Alors l’élu voit une voiture devant sa faucheuse. Mais, hélas, trop tard. Cette dernière, dont rien ne permet de dire qu’elle roulait trop vite, et malgré une tentative d’évitement amorcée par son conducteur, touche la faucheuse rotative puis, déséquilibrée, part en dérapage, heurte la bande herbeuse, avant de se retourner et d’effectuer deux tonneaux et demi. L’occupant, qui n’avait pas mis sa ceinture de sécurité, est éjecté de l’habitacle, sans doute par le toit ouvrant. Gravement blessé, il finira par décéder sur les lieux.

«J’y ai beaucoup réfléchi et la seule explication qui me semble plausible est que la voiture a été cachée par la largeur des montants du tracteur et la largeur de ses rétroviseurs », a poursuivi Jean-Pierre Grin. «Sans oublier que ce carrefour, en X aplati, comporte, de par sa configuration, un angle mort naturel », a ensuite ajouté son avocat, maître Stefan Disch. L’actuel syndic de Pomy, cité comme témoin de moralité, a, quant à lui, rappelé que l’endroit, réputé «périlleux» et théâtre de onze accidents entre 2006 et 2012, faisait l’objet d’une procédure afin d’être modifié en un croisement à angle droit.

Des excuses sincères

Mais il n’empêche, «ce malheureux concours de circonstances», comme l’a qualifié la procureure Marjorie Moret, ce non respect du cédez le passage, est bel et bien à l’origine de la mort d’un père de famille, «qui nous manque», ainsi qu’a confessé, hier, l’un de ses fils, avant de rappeler que, depuis l’accident, sa mère, déjà fragile suite à la perte de trois de ses frères durant la guerre en Bosnie, a vu son état empirer. Et ce même si, dès le lendemain du drame, Jean-Pierre Grin est venu leur rendre visite, puis leur a écrit plusieurs lettres, afin de leur faire part, comme d’ailleurs durant son procès, de son regret sincère -paroles d’autant plus authentiques que, ironie du sort, l’élu a lui-même perdu un enfant, alors âgé de six ans, dans un accident impliquant un tracteur.

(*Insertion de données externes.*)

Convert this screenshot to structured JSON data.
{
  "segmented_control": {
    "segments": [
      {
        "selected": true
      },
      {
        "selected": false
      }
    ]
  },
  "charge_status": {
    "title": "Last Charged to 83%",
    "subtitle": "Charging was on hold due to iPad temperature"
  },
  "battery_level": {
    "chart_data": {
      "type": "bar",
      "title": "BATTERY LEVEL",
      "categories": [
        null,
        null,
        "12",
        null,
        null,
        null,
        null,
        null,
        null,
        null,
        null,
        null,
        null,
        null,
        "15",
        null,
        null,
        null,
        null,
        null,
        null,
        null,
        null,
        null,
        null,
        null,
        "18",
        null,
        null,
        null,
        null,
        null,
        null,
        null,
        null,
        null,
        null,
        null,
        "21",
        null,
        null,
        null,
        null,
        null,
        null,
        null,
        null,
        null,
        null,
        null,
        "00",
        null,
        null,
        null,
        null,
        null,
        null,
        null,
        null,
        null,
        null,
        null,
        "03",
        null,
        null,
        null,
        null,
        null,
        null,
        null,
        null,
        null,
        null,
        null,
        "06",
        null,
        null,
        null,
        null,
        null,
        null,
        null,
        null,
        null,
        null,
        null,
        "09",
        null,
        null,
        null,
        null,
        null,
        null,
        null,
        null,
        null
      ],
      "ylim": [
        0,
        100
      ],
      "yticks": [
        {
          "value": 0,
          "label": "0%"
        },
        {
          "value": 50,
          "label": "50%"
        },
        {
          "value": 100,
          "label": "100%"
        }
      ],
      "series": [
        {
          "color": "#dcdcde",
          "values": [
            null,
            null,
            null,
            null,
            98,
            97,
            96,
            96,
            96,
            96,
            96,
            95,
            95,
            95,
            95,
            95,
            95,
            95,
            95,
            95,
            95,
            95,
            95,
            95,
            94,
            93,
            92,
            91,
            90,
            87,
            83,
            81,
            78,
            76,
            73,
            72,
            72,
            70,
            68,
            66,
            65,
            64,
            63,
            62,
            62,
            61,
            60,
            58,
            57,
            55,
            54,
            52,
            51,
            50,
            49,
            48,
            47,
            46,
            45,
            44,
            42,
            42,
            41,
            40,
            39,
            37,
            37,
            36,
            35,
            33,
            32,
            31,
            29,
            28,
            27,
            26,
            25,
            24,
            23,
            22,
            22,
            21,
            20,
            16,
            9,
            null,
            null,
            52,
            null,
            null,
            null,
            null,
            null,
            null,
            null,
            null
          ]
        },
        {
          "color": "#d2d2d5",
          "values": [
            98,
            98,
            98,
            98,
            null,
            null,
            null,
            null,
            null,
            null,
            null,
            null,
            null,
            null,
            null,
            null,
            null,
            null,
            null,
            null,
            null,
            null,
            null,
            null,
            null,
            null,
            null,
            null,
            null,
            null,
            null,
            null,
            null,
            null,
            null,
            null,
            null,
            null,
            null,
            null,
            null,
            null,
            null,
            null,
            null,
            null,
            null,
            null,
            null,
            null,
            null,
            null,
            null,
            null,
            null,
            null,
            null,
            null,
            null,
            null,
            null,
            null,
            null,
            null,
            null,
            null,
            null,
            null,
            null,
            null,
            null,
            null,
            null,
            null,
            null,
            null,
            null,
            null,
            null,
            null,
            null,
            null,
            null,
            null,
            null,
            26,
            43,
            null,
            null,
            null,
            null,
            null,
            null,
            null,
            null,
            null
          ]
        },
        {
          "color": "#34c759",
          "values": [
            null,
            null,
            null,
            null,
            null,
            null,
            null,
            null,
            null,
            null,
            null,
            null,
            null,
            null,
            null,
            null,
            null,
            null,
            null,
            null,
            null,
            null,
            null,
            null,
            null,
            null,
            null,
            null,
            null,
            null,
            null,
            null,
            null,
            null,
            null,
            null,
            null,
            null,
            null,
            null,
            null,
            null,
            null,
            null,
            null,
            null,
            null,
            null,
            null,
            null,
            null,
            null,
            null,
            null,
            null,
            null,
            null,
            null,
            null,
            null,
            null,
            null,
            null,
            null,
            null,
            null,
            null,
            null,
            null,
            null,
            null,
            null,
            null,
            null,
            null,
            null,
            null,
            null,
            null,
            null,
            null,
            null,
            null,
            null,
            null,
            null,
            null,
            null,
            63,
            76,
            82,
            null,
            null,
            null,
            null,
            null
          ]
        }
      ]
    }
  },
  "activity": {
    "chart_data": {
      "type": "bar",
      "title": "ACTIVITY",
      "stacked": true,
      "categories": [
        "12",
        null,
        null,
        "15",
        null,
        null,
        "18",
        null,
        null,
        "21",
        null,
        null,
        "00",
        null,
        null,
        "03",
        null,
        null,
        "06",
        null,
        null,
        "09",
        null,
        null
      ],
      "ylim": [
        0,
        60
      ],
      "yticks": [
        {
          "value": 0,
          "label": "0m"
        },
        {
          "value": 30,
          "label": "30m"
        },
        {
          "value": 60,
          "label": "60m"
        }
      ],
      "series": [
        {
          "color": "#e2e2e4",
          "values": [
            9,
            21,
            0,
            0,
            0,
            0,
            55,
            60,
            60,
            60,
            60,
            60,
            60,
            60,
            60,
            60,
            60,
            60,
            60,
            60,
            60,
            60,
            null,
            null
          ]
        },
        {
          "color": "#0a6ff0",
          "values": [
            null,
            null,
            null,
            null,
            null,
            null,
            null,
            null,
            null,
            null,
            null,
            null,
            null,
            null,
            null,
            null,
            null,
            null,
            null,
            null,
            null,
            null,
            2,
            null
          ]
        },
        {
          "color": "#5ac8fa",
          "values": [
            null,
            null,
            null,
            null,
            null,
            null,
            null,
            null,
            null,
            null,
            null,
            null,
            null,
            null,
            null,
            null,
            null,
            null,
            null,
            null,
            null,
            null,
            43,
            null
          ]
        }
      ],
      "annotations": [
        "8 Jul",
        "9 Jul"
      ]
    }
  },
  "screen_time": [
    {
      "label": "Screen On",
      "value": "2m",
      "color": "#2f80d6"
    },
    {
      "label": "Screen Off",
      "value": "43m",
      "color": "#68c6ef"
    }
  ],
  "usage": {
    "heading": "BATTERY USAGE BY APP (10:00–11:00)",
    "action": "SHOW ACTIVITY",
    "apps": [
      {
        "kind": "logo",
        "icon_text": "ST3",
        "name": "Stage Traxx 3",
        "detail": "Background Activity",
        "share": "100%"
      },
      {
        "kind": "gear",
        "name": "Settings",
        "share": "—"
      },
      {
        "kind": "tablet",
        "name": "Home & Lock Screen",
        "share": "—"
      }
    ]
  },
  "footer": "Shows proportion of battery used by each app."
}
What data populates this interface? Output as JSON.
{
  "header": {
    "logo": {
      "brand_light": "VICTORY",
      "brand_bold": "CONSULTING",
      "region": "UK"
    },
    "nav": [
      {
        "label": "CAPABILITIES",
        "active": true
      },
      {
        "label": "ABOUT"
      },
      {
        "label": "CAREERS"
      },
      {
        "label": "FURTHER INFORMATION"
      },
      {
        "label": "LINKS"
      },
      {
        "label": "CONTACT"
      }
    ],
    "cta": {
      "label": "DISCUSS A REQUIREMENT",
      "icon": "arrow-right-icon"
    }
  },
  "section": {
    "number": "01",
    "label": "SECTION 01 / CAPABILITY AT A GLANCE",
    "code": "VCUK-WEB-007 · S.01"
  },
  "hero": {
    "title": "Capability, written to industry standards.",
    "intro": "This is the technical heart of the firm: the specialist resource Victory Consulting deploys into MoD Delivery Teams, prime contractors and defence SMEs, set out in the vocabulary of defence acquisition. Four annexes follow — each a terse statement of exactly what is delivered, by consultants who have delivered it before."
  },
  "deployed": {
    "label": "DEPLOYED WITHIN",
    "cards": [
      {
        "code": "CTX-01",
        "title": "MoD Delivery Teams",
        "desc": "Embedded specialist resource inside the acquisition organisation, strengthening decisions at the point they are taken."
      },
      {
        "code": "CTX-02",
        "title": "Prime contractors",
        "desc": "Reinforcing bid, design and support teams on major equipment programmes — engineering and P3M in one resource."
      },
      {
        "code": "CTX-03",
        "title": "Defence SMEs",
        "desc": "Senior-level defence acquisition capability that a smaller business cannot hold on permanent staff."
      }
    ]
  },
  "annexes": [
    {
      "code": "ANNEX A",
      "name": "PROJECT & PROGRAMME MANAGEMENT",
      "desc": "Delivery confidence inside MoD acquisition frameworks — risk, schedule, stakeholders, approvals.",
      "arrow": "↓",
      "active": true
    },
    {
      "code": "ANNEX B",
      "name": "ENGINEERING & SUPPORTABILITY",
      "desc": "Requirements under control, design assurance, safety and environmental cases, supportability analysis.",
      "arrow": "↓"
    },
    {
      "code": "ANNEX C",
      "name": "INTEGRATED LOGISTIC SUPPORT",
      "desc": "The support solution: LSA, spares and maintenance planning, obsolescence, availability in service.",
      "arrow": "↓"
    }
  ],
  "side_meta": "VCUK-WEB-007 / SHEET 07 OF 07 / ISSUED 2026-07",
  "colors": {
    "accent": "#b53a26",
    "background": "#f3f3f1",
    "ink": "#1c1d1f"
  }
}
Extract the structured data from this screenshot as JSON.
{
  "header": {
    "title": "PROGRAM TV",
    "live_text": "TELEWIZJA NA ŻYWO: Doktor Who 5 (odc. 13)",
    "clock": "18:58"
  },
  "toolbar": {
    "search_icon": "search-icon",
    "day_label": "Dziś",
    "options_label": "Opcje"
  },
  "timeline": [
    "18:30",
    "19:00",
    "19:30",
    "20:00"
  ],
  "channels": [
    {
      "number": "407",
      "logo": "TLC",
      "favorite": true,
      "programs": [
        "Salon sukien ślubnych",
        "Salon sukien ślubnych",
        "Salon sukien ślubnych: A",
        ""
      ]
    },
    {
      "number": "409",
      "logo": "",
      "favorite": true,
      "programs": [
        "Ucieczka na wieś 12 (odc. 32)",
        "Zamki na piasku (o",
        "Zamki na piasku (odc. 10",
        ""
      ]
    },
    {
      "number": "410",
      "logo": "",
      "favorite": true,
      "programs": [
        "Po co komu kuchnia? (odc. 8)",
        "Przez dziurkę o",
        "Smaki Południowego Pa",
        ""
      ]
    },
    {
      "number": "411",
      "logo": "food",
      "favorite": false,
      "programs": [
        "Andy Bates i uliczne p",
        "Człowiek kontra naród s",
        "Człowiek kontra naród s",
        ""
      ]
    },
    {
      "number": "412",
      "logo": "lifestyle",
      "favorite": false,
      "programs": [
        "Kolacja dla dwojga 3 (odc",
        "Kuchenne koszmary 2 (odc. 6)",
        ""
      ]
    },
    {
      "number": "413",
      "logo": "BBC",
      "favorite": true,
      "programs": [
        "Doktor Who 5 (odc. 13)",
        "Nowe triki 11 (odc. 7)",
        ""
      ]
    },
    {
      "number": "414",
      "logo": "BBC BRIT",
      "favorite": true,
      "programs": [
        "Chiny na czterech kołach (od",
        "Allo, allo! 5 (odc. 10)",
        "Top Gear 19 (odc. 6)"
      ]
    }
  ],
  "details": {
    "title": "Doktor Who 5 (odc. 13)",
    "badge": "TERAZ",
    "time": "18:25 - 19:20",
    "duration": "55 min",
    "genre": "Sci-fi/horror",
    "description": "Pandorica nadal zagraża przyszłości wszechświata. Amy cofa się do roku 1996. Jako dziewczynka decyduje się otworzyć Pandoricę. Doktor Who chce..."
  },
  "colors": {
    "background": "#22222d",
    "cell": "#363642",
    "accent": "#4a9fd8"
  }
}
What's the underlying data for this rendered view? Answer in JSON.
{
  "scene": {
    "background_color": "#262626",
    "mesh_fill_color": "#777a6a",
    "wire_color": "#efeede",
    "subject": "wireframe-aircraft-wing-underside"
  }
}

Bref, une faute minime avec de graves conséquences, pour laquelle, hier en fin de journée, le Tribunal a reconnu Jean-Pierre Grin coupable d’homicide par négligence avant de le condamner à 30 jours-amende à 200 francs avec un sursis de deux ans. Estimant, entre autres, à charge, que l’élu, qui connaissait particulièrement bien les lieux, aurait dû faire preuve de plus de prudence, puis de rejeter l’hypothèse d’une éventuelle responsabilité du conducteur qui n’était pas attaché. «Le fait que le véhicule ait fait plusieurs tonneaux et la violence du choc suffisent objectivement à considérer ce dernier comme propre à donner la mort», a justifié la présidente. Une magistrate qui, pour finir et à décharge cette fois, a souligné le regret sincère, la situation familiale et l’excellente collaboration, tant durant l’accident que pendant l’instruction, du conseiller national.